Faith definitely puts herself in the "sharers" category.

She says: "I'm obscenely public with my relationship but then my boyfriend is, too. When we were first getting together I shared everything with my girlfriends. I have to say I loved every minute of it and I hope they did, too. I didn't tell everyone about it - like random strangers on the street - but I was pretty open.

But then he's very open, too, so I felt able to be that way. If he'd been hushhush then perhaps I'd have reined it in a bit.

"I have had relationships in the past where it's all secretive and while at the time it's all terribly exciting and us-against-the-world', once you go public, you can find that air of mutual secrecy was all that kept you together in the first place. If a relationship has to be kept secret it's generally for a reason, and that reason generally ain't a good one - i.e. because one of you is doing somet h i n g that actually, you shouldn't be doing."

Karen, however, prefers an air of secrecy in the early stages. She says: "I hate going public with a new beau. A private affair that becomes a public one seems to lose a degree of intimacy. Suddenly the relationship is not just ours its everyone's. Ultimately, people have to know but I try to prolong the honeymoon period as long as possible.

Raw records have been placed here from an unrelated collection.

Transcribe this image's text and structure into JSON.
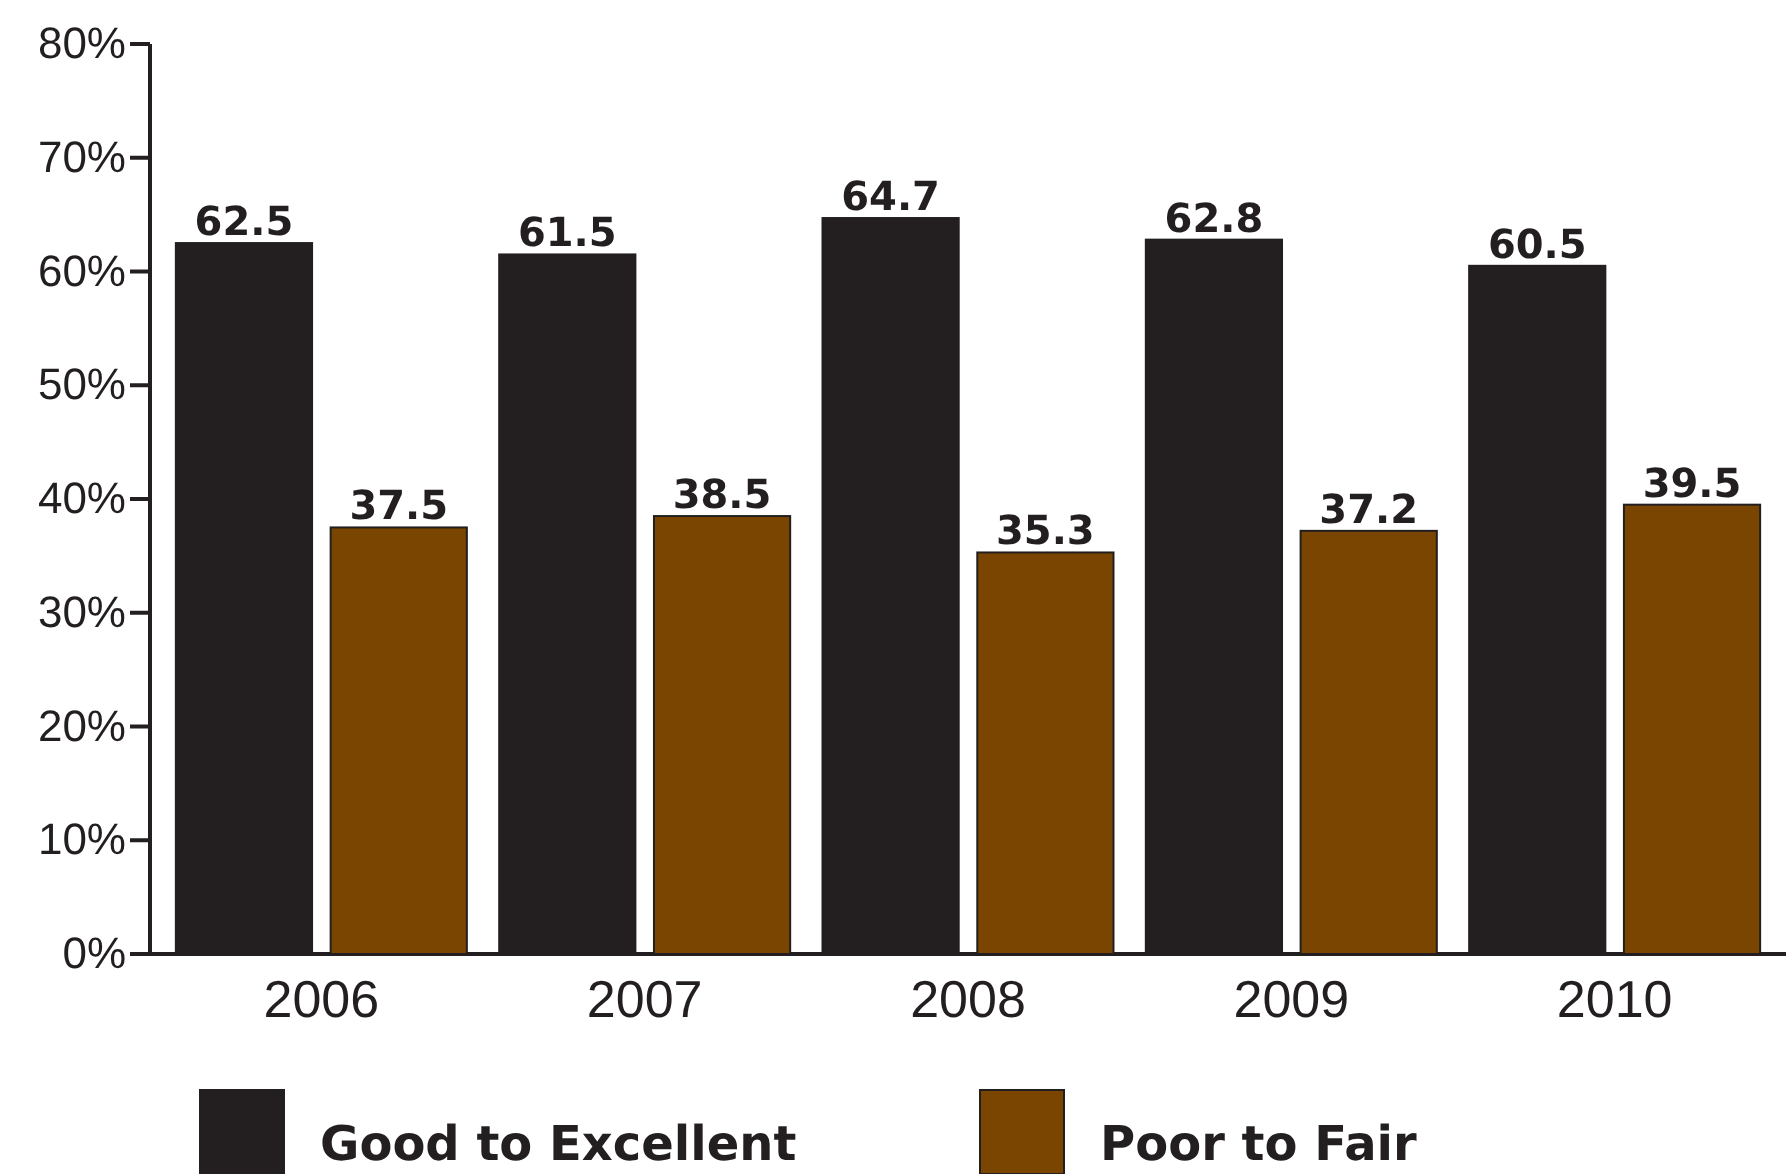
{
  "chart_data": {
    "type": "bar",
    "categories": [
      "2006",
      "2007",
      "2008",
      "2009",
      "2010"
    ],
    "series": [
      {
        "name": "Good to Excellent",
        "color": "#231f20",
        "values": [
          62.5,
          61.5,
          64.7,
          62.8,
          60.5
        ]
      },
      {
        "name": "Poor to Fair",
        "color": "#7a4500",
        "values": [
          37.5,
          38.5,
          35.3,
          37.2,
          39.5
        ]
      }
    ],
    "ylim": [
      0,
      80
    ],
    "yticks": [
      {
        "value": 0,
        "label": "0%"
      },
      {
        "value": 10,
        "label": "10%"
      },
      {
        "value": 20,
        "label": "20%"
      },
      {
        "value": 30,
        "label": "30%"
      },
      {
        "value": 40,
        "label": "40%"
      },
      {
        "value": 50,
        "label": "50%"
      },
      {
        "value": 60,
        "label": "60%"
      },
      {
        "value": 70,
        "label": "70%"
      },
      {
        "value": 80,
        "label": "80%"
      }
    ],
    "data_labels": true,
    "legend": "bottom",
    "grid": false
  }
}
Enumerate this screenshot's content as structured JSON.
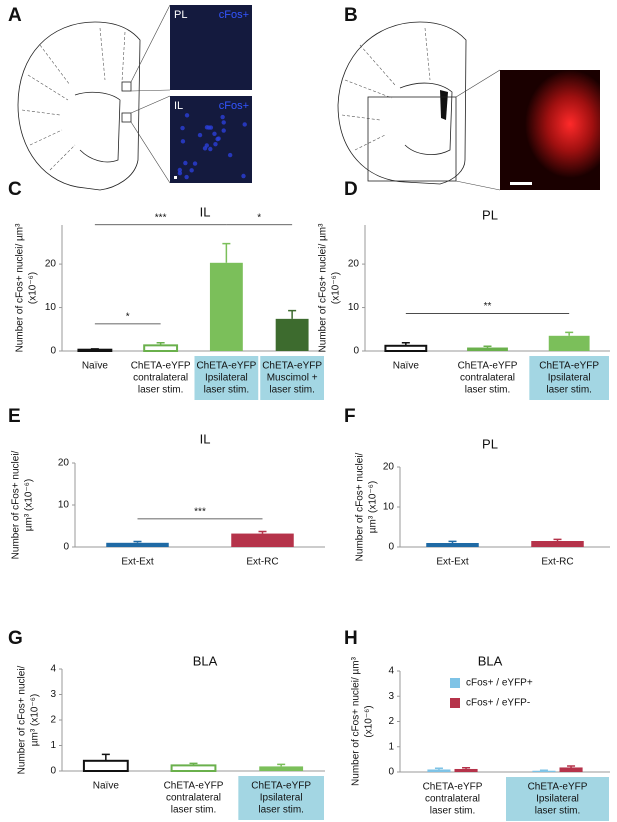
{
  "panel_labels": [
    "A",
    "B"
  ],
  "image_labels": {
    "pl": "PL",
    "pl_marker": "cFos+",
    "il": "IL",
    "il_marker": "cFos+"
  },
  "chart_data": [
    {
      "type": "bar",
      "panel": "C",
      "title": "IL",
      "ylabel": [
        "Number of cFos+ nuclei/ µm³",
        "(x10⁻⁶)"
      ],
      "categories": [
        [
          "Naïve"
        ],
        [
          "ChETA-eYFP",
          "contralateral",
          "laser stim."
        ],
        [
          "ChETA-eYFP",
          "Ipsilateral",
          "laser stim."
        ],
        [
          "ChETA-eYFP",
          "Muscimol +",
          "laser stim."
        ]
      ],
      "highlight": [
        false,
        false,
        true,
        true
      ],
      "values": [
        0.3,
        1.3,
        20.3,
        7.4
      ],
      "errors": [
        0.2,
        0.6,
        4.4,
        1.9
      ],
      "colors": [
        "#111111",
        "#6ab04c",
        "#7bbf5a",
        "#3d6b2e"
      ],
      "outline": [
        true,
        true,
        false,
        false
      ],
      "ylim": [
        0,
        29
      ],
      "yticks": [
        0,
        10,
        20
      ],
      "significance": [
        {
          "from": 0,
          "to": 2,
          "label": "***"
        },
        {
          "from": 0,
          "to": 1,
          "label": "*"
        },
        {
          "from": 2,
          "to": 3,
          "label": "*"
        }
      ]
    },
    {
      "type": "bar",
      "panel": "D",
      "title": "PL",
      "ylabel": [
        "Number of cFos+ nuclei/ µm³",
        "(x10⁻⁶)"
      ],
      "categories": [
        [
          "Naïve"
        ],
        [
          "ChETA-eYFP",
          "contralateral",
          "laser stim."
        ],
        [
          "ChETA-eYFP",
          "Ipsilateral",
          "laser stim."
        ]
      ],
      "highlight": [
        false,
        false,
        true
      ],
      "values": [
        1.2,
        0.8,
        3.5
      ],
      "errors": [
        0.7,
        0.3,
        0.8
      ],
      "colors": [
        "#111111",
        "#6ab04c",
        "#7bbf5a"
      ],
      "outline": [
        true,
        false,
        false
      ],
      "ylim": [
        0,
        29
      ],
      "yticks": [
        0,
        10,
        20
      ],
      "significance": [
        {
          "from": 0,
          "to": 2,
          "label": "**"
        }
      ]
    },
    {
      "type": "bar",
      "panel": "E",
      "title": "IL",
      "ylabel": [
        "Number of cFos+ nuclei/",
        "µm³  (x10⁻⁶)"
      ],
      "categories": [
        [
          "Ext-Ext"
        ],
        [
          "Ext-RC"
        ]
      ],
      "highlight": [
        false,
        false
      ],
      "values": [
        1.0,
        3.2
      ],
      "errors": [
        0.3,
        0.5
      ],
      "colors": [
        "#1f6aa5",
        "#b5334a"
      ],
      "outline": [
        false,
        false
      ],
      "ylim": [
        0,
        20
      ],
      "yticks": [
        0,
        10,
        20
      ],
      "significance": [
        {
          "from": 0,
          "to": 1,
          "label": "***"
        }
      ]
    },
    {
      "type": "bar",
      "panel": "F",
      "title": "PL",
      "ylabel": [
        "Number of cFos+ nuclei/",
        "µm³  (x10⁻⁶)"
      ],
      "categories": [
        [
          "Ext-Ext"
        ],
        [
          "Ext-RC"
        ]
      ],
      "highlight": [
        false,
        false
      ],
      "values": [
        1.0,
        1.5
      ],
      "errors": [
        0.4,
        0.4
      ],
      "colors": [
        "#1f6aa5",
        "#b5334a"
      ],
      "outline": [
        false,
        false
      ],
      "ylim": [
        0,
        20
      ],
      "yticks": [
        0,
        10,
        20
      ],
      "significance": []
    },
    {
      "type": "bar",
      "panel": "G",
      "title": "BLA",
      "ylabel": [
        "Number of cFos+ nuclei/",
        "µm³  (x10⁻⁶)"
      ],
      "categories": [
        [
          "Naïve"
        ],
        [
          "ChETA-eYFP",
          "contralateral",
          "laser stim."
        ],
        [
          "ChETA-eYFP",
          "Ipsilateral",
          "laser stim."
        ]
      ],
      "highlight": [
        false,
        false,
        true
      ],
      "values": [
        0.4,
        0.22,
        0.18
      ],
      "errors": [
        0.25,
        0.08,
        0.08
      ],
      "colors": [
        "#111111",
        "#6ab04c",
        "#7bbf5a"
      ],
      "outline": [
        true,
        true,
        false
      ],
      "ylim": [
        0,
        4
      ],
      "yticks": [
        0,
        1,
        2,
        3,
        4
      ],
      "significance": []
    },
    {
      "type": "grouped_bar",
      "panel": "H",
      "title": "BLA",
      "ylabel": [
        "Number of cFos+ nuclei/ µm³",
        "(x10⁻⁶)"
      ],
      "categories": [
        [
          "ChETA-eYFP",
          "contralateral",
          "laser stim."
        ],
        [
          "ChETA-eYFP",
          "Ipsilateral",
          "laser stim."
        ]
      ],
      "highlight": [
        false,
        true
      ],
      "series": [
        {
          "name": "cFos+ / eYFP+",
          "color": "#7ec3e6",
          "values": [
            0.1,
            0.05
          ],
          "errors": [
            0.05,
            0.02
          ]
        },
        {
          "name": "cFos+ / eYFP-",
          "color": "#b5334a",
          "values": [
            0.12,
            0.18
          ],
          "errors": [
            0.05,
            0.06
          ]
        }
      ],
      "legend": "upper left",
      "ylim": [
        0,
        4
      ],
      "yticks": [
        0,
        1,
        2,
        3,
        4
      ],
      "significance": []
    }
  ]
}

"I can't help gibbering excitedly about the man in question at every given opportunity but at the same time I doggedly downplay his role in my life as fleeting or temporary in a bid to convince myself I have the upper hand.

"Facebook announcements are cringe-worthy but useful for breakups.

If you have fallen into a relationship/ love the people that matter should come to know in the natural course of events and not through a social networking website. But it does handily negate the need to relive painful memories 100 times to different friends after a split."

May also likes to keep things quiet.

She says: "In my current relationship, my partner and I share a group of friends. We decided to keep quiet about our burgeoning relationship for the first few months as we didn't relish the prospect of being under the spotlight. This concealment involved some subterfuge and it wasn't long before our friends became suspicious. However, we turned deaf ears to all hints and innuendoes and managed to keep up the pretence until we actually set up home together.

"Our early period of pretence had its good and bad sides.

The bad was that I did not like being less than honest with my friends. The good being that, by the time we acknowledged our relationship, our friends had actually known about it for ages; therefore the novelty had worn off and we were spared the usual awkward moments that can arise when friends manage to put their feet in their mouths."

Personally, I think I fall somewhere between the two extremes. In the very early days, before a date has even been arranged or after one or two, I tend to share details with all and sundry as amusing anecdotes.

At this point, everything from the awkward kiss to the "why did I say that?" inappropriate comment can be repeated for amusement sake.

But as things get more serious, I tend to want to share less. My closest friends know pretty much everything but as I develop a relationship with a bloke it seems inappropriate to gossip wildly about him.

I guess, as Faith says, the important thing is that you and the man in question are both happy in the amount of information you're sharing. And while I think sharing every little detail is probably unwise, not to mention potentially tedious for your listeners, treating a relationship as if it was a dirty secret has got to be bad news.